Anatomy and Appearance of the Spinal Cord
The spinal cord is a long, thin, tubular structure of nervous tissue. In an average adult, its length is approximately 43-45 centimeters (17-18 inches), extending from the brainstem down into the lower back. Its diameter varies along its length, being wider in the cervical and lumbar regions and narrower in the thoracic area.
This delicate structure is housed within the protective vertebral column, also known as the backbone. Surrounding the spinal cord are three layers of protective membranes called the meninges. The outermost layer is the dura mater, a tough, fibrous membrane.
Beneath the dura mater lies the arachnoid mater, a delicate, web-like layer. The innermost layer, the pia mater, adheres to the spinal cord’s surface. Between the arachnoid and pia mater, in the subarachnoid space, circulates cerebrospinal fluid (CSF). This fluid acts as a cushion, protecting the spinal cord from physical shocks.
Internal Structure and Composition
A cross-section of the spinal cord reveals two distinct regions: grey matter and white matter. The grey matter is centrally located and typically assumes a “butterfly” or “H” shape. This region is composed of neuron cell bodies, dendrites, and unmyelinated axons.
The grey matter serves as a processing center where neurons synapse and transmit information. Surrounding this central grey matter is the white matter. Its lighter appearance is attributed to the myelin sheath, a fatty insulating layer that encases nerve fibers (axons).
The white matter is organized into columns or funiculi, which include dorsal, lateral, and ventral regions. These columns consist mainly of myelinated axons, and their primary role is to conduct nerve signals up and down the spinal cord. While grey matter processes information, white matter ensures its rapid transmission throughout the nervous system.
How the Spinal Cord Functions
The spinal cord acts as a two-way communication pathway for nerve signals. Ascending tracts, also known as sensory or afferent tracts, carry information upwards from the body to the brain. This includes sensations such as pain, temperature, touch, and proprioception (the sense of the body’s position in space).
Conversely, descending tracts, or motor/efferent tracts, convey commands from the brain downwards to the body. These signals are responsible for voluntary movements, such as kicking a ball. For instance, a signal to move a muscle originates in the brain and travels down a descending tract to reach the appropriate spinal nerves.
The spinal cord also facilitates spinal reflex arcs. These are rapid, involuntary responses to stimuli that occur at the spinal cord level, often without immediate input from the brain. For example, if a hand touches a hot surface, sensory receptors send a signal to the spinal cord. The spinal cord then sends a motor command back to the muscles, causing the hand to withdraw before the brain fully registers the pain.
The Connection to the Nervous System
The spinal cord forms a continuous structure with the brainstem, specifically the medulla oblongata, at the base of the skull. This direct anatomical link ensures communication between the brain and the rest of the nervous system. As the spinal cord descends, it gives rise to 31 pairs of spinal nerves, which emerge at different levels from the vertebral column.

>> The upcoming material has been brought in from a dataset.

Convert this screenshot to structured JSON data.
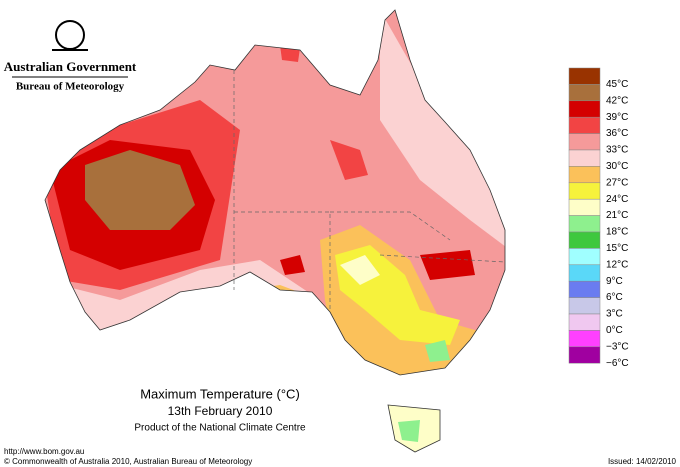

Each of these spinal nerves is “mixed,” meaning it contains both sensory fibers that transmit information from the body to the spinal cord and motor fibers that carry commands from the spinal cord to muscles and glands. These nerves branch out extensively, forming the peripheral nervous system, which innervates the trunk and limbs. Specific areas of skin, known as dermatomes, are supplied by sensory fibers from a single spinal nerve root.

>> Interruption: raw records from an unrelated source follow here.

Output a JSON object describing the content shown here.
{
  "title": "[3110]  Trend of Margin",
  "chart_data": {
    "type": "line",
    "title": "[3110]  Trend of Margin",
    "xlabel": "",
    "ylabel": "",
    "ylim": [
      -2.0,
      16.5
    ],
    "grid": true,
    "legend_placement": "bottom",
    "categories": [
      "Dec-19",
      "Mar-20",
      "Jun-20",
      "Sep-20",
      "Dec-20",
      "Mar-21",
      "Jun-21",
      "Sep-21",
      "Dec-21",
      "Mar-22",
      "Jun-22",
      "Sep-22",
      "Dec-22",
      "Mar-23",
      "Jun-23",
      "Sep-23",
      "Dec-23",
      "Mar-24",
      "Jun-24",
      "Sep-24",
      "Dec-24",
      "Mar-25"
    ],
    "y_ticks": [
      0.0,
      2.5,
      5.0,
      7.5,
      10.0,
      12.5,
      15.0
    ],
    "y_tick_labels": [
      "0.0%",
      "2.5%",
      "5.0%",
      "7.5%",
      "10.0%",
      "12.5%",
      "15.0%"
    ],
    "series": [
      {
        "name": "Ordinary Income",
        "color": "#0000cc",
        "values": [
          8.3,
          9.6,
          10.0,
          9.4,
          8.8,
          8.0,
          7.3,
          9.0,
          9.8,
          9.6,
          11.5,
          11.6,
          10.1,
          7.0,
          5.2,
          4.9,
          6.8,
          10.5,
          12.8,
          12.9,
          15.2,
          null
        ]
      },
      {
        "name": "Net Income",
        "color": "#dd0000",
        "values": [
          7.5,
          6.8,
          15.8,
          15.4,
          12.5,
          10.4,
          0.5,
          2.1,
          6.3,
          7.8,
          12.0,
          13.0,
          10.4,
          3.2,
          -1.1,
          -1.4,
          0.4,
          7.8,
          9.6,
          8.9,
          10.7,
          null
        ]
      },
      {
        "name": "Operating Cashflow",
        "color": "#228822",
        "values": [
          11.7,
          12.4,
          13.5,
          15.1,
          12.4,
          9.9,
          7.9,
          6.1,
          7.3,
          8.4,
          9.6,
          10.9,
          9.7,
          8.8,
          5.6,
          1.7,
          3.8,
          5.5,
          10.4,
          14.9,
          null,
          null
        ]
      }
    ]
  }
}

At its lower end, around the first or second lumbar vertebra, the spinal cord tapers into a cone-shaped structure called the conus medullaris. Below this point, a collection of spinal nerves descends within the vertebral canal before exiting at their respective levels. This distinctive bundle of nerves is known as the cauda equina, a Latin term meaning “horse’s tail” due to its resemblance to one.
Consequences of Spinal Cord Damage
Damage to the spinal cord can disrupt the flow of information between the brain and the body. The specific symptoms and their severity depend on both the location and the extent of the injury. Injuries occurring higher up the spinal cord affect a larger portion of the body compared to those lower down.

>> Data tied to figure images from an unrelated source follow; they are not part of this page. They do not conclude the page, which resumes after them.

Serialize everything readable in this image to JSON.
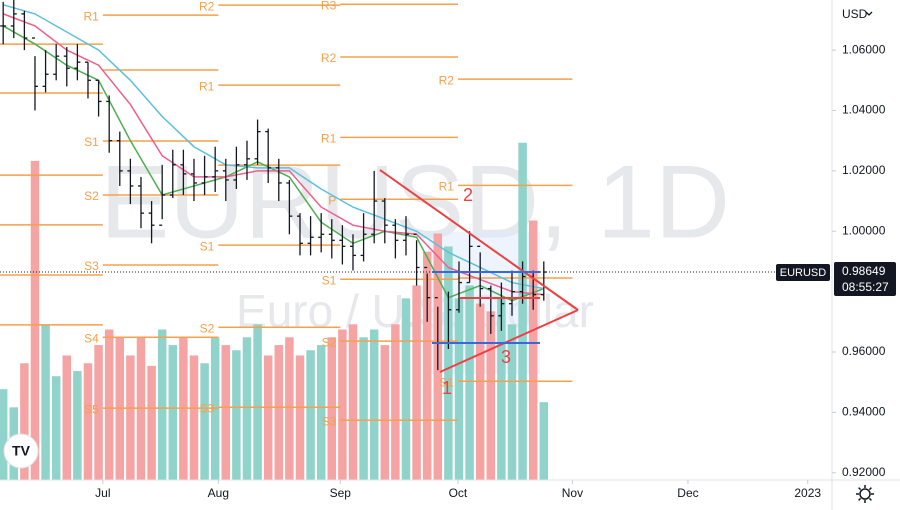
{
  "chart_data": {
    "type": "ohlc",
    "symbol": "EURUSD, 1D",
    "description": "Euro / U.S. Dollar",
    "currency": "USD",
    "price_tag": "EURUSD",
    "countdown": "08:55:27",
    "last_price": 0.98649,
    "xlim": [
      -0.3,
      78.0
    ],
    "xticks": [
      {
        "value": 9.4,
        "label": "Jul"
      },
      {
        "value": 20.3,
        "label": "Aug"
      },
      {
        "value": 31.8,
        "label": "Sep"
      },
      {
        "value": 42.9,
        "label": "Oct"
      },
      {
        "value": 53.7,
        "label": "Nov"
      },
      {
        "value": 64.6,
        "label": "Dec"
      },
      {
        "value": 75.9,
        "label": "2023"
      }
    ],
    "ylim": [
      0.9176,
      1.0766
    ],
    "yticks": [
      {
        "value": 1.06,
        "label": "1.06000"
      },
      {
        "value": 1.04,
        "label": "1.04000"
      },
      {
        "value": 1.02,
        "label": "1.02000"
      },
      {
        "value": 1.0,
        "label": "1.00000"
      },
      {
        "value": 0.96,
        "label": "0.96000"
      },
      {
        "value": 0.94,
        "label": "0.94000"
      },
      {
        "value": 0.92,
        "label": "0.92000"
      }
    ],
    "bar_color": "#131722",
    "bars": [
      {
        "h": 1.076,
        "l": 1.062,
        "c": 1.068
      },
      {
        "h": 1.077,
        "l": 1.064,
        "c": 1.072
      },
      {
        "h": 1.073,
        "l": 1.06,
        "c": 1.064
      },
      {
        "h": 1.058,
        "l": 1.04,
        "c": 1.048
      },
      {
        "h": 1.06,
        "l": 1.046,
        "c": 1.052
      },
      {
        "h": 1.062,
        "l": 1.05,
        "c": 1.058
      },
      {
        "h": 1.061,
        "l": 1.048,
        "c": 1.054
      },
      {
        "h": 1.062,
        "l": 1.05,
        "c": 1.056
      },
      {
        "h": 1.056,
        "l": 1.044,
        "c": 1.05
      },
      {
        "h": 1.05,
        "l": 1.038,
        "c": 1.043
      },
      {
        "h": 1.045,
        "l": 1.026,
        "c": 1.03
      },
      {
        "h": 1.033,
        "l": 1.015,
        "c": 1.02
      },
      {
        "h": 1.024,
        "l": 1.009,
        "c": 1.015
      },
      {
        "h": 1.018,
        "l": 1.001,
        "c": 1.006
      },
      {
        "h": 1.01,
        "l": 0.996,
        "c": 1.002
      },
      {
        "h": 1.022,
        "l": 1.004,
        "c": 1.012
      },
      {
        "h": 1.027,
        "l": 1.011,
        "c": 1.022
      },
      {
        "h": 1.027,
        "l": 1.012,
        "c": 1.019
      },
      {
        "h": 1.024,
        "l": 1.01,
        "c": 1.016
      },
      {
        "h": 1.025,
        "l": 1.012,
        "c": 1.018
      },
      {
        "h": 1.028,
        "l": 1.013,
        "c": 1.02
      },
      {
        "h": 1.024,
        "l": 1.01,
        "c": 1.017
      },
      {
        "h": 1.028,
        "l": 1.014,
        "c": 1.022
      },
      {
        "h": 1.03,
        "l": 1.017,
        "c": 1.024
      },
      {
        "h": 1.037,
        "l": 1.022,
        "c": 1.033
      },
      {
        "h": 1.034,
        "l": 1.016,
        "c": 1.021
      },
      {
        "h": 1.024,
        "l": 1.01,
        "c": 1.016
      },
      {
        "h": 1.017,
        "l": 0.999,
        "c": 1.005
      },
      {
        "h": 1.006,
        "l": 0.992,
        "c": 0.996
      },
      {
        "h": 1.005,
        "l": 0.992,
        "c": 0.998
      },
      {
        "h": 1.006,
        "l": 0.993,
        "c": 0.999
      },
      {
        "h": 1.004,
        "l": 0.991,
        "c": 0.997
      },
      {
        "h": 1.002,
        "l": 0.989,
        "c": 0.995
      },
      {
        "h": 0.999,
        "l": 0.987,
        "c": 0.992
      },
      {
        "h": 1.006,
        "l": 0.99,
        "c": 0.999
      },
      {
        "h": 1.02,
        "l": 0.996,
        "c": 1.01
      },
      {
        "h": 1.011,
        "l": 0.996,
        "c": 1.002
      },
      {
        "h": 1.004,
        "l": 0.991,
        "c": 0.997
      },
      {
        "h": 1.005,
        "l": 0.992,
        "c": 0.999
      },
      {
        "h": 0.997,
        "l": 0.982,
        "c": 0.988
      },
      {
        "h": 0.986,
        "l": 0.97,
        "c": 0.978
      },
      {
        "h": 0.975,
        "l": 0.954,
        "c": 0.963
      },
      {
        "h": 0.98,
        "l": 0.961,
        "c": 0.974
      },
      {
        "h": 0.99,
        "l": 0.973,
        "c": 0.983
      },
      {
        "h": 1.0,
        "l": 0.983,
        "c": 0.995
      },
      {
        "h": 0.993,
        "l": 0.975,
        "c": 0.981
      },
      {
        "h": 0.982,
        "l": 0.966,
        "c": 0.972
      },
      {
        "h": 0.983,
        "l": 0.967,
        "c": 0.976
      },
      {
        "h": 0.987,
        "l": 0.972,
        "c": 0.98
      },
      {
        "h": 0.99,
        "l": 0.976,
        "c": 0.985
      },
      {
        "h": 0.987,
        "l": 0.974,
        "c": 0.979
      },
      {
        "h": 0.99,
        "l": 0.977,
        "c": 0.98649
      }
    ],
    "volume_lim": [
      0,
      185
    ],
    "volume_colors": {
      "up": "#8fd3ca",
      "down": "#f5a3a3"
    },
    "volumes": [
      35,
      28,
      45,
      123,
      60,
      40,
      48,
      42,
      45,
      52,
      58,
      55,
      48,
      55,
      44,
      58,
      52,
      55,
      48,
      45,
      55,
      52,
      50,
      55,
      60,
      48,
      52,
      55,
      48,
      50,
      52,
      55,
      58,
      60,
      55,
      58,
      52,
      60,
      70,
      75,
      88,
      95,
      90,
      70,
      75,
      68,
      65,
      70,
      60,
      130,
      100,
      30
    ],
    "moving_averages": [
      {
        "color": "#4caf50",
        "x": [
          0,
          3,
          6,
          9,
          12,
          15,
          18,
          21,
          24,
          27,
          30,
          33,
          36,
          39,
          42,
          45,
          48,
          51
        ],
        "values": [
          1.068,
          1.062,
          1.055,
          1.05,
          1.03,
          1.012,
          1.015,
          1.018,
          1.023,
          1.018,
          1.003,
          0.996,
          1.0,
          0.998,
          0.978,
          0.982,
          0.977,
          0.981
        ]
      },
      {
        "color": "#ec5f8c",
        "x": [
          0,
          3,
          6,
          9,
          12,
          15,
          18,
          21,
          24,
          27,
          30,
          33,
          36,
          39,
          42,
          45,
          48,
          51
        ],
        "values": [
          1.072,
          1.068,
          1.06,
          1.055,
          1.042,
          1.025,
          1.018,
          1.018,
          1.02,
          1.02,
          1.008,
          1.002,
          1.0,
          0.999,
          0.988,
          0.984,
          0.98,
          0.979
        ]
      },
      {
        "color": "#5bc0de",
        "x": [
          0,
          3,
          6,
          9,
          12,
          15,
          18,
          21,
          24,
          27,
          30,
          33,
          36,
          39,
          42,
          45,
          48,
          51
        ],
        "values": [
          1.075,
          1.072,
          1.066,
          1.06,
          1.05,
          1.038,
          1.028,
          1.022,
          1.021,
          1.021,
          1.014,
          1.008,
          1.004,
          1.0,
          0.993,
          0.988,
          0.983,
          0.981
        ]
      }
    ],
    "pivot_color": "#f5a04a",
    "pivots": [
      {
        "label": null,
        "value": 1.062,
        "from": -0.3,
        "to": 9.4
      },
      {
        "label": null,
        "value": 1.0458,
        "from": -0.3,
        "to": 9.4
      },
      {
        "label": null,
        "value": 1.0186,
        "from": -0.3,
        "to": 9.4
      },
      {
        "label": null,
        "value": 1.0021,
        "from": -0.3,
        "to": 9.4
      },
      {
        "label": null,
        "value": 0.9855,
        "from": -0.3,
        "to": 9.4
      },
      {
        "label": null,
        "value": 0.969,
        "from": -0.3,
        "to": 9.4
      },
      {
        "label": "R1",
        "value": 1.0716,
        "from": 9.4,
        "to": 20.3
      },
      {
        "label": null,
        "value": 1.0534,
        "from": 9.4,
        "to": 20.3
      },
      {
        "label": "S1",
        "value": 1.0299,
        "from": 9.4,
        "to": 20.3
      },
      {
        "label": "S2",
        "value": 1.012,
        "from": 9.4,
        "to": 20.3
      },
      {
        "label": "S3",
        "value": 0.9888,
        "from": 9.4,
        "to": 20.3
      },
      {
        "label": "S4",
        "value": 0.9649,
        "from": 9.4,
        "to": 20.3
      },
      {
        "label": "S5",
        "value": 0.9414,
        "from": 9.4,
        "to": 20.3
      },
      {
        "label": "R2",
        "value": 1.0749,
        "from": 20.3,
        "to": 31.8
      },
      {
        "label": "R1",
        "value": 1.0484,
        "from": 20.3,
        "to": 31.8
      },
      {
        "label": null,
        "value": 1.0219,
        "from": 20.3,
        "to": 31.8
      },
      {
        "label": "S1",
        "value": 0.9954,
        "from": 20.3,
        "to": 31.8
      },
      {
        "label": "S2",
        "value": 0.9682,
        "from": 20.3,
        "to": 31.8
      },
      {
        "label": "S3",
        "value": 0.9417,
        "from": 20.3,
        "to": 31.8
      },
      {
        "label": "R3",
        "value": 1.0752,
        "from": 31.8,
        "to": 42.9
      },
      {
        "label": "R2",
        "value": 1.0577,
        "from": 31.8,
        "to": 42.9
      },
      {
        "label": "R1",
        "value": 1.0311,
        "from": 31.8,
        "to": 42.9
      },
      {
        "label": "P",
        "value": 1.0106,
        "from": 31.8,
        "to": 42.9
      },
      {
        "label": "S1",
        "value": 0.9841,
        "from": 31.8,
        "to": 42.9
      },
      {
        "label": "S2",
        "value": 0.9636,
        "from": 31.8,
        "to": 42.9
      },
      {
        "label": "S3",
        "value": 0.9374,
        "from": 31.8,
        "to": 42.9
      },
      {
        "label": "R2",
        "value": 1.0504,
        "from": 42.9,
        "to": 53.7
      },
      {
        "label": "R1",
        "value": 1.0152,
        "from": 42.9,
        "to": 53.7
      },
      {
        "label": null,
        "value": 0.9845,
        "from": 42.9,
        "to": 53.7
      },
      {
        "label": "S1",
        "value": 0.9503,
        "from": 42.9,
        "to": 53.7
      }
    ],
    "annotations": [
      "1",
      "2",
      "3"
    ]
  }
}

Spinal cord injuries are categorized as either complete or incomplete. A complete injury results in a total loss of sensation and motor function below the level of the injury. In contrast, an incomplete injury allows some nerve communication to persist, leading to some preserved sensation or motor control below the injury site.
The level of the injury determines the extent of paralysis experienced. An injury affecting the lower spinal cord can result in paraplegia, which is paralysis affecting the lower body, including the legs and trunk. Damage to the upper spinal cord can lead to quadriplegia, also known as tetraplegia. This condition involves paralysis of all four limbs, the trunk, and pelvic organs. Additional symptoms can include numbness, tingling, weakness, pain, and loss of bladder or bowel control.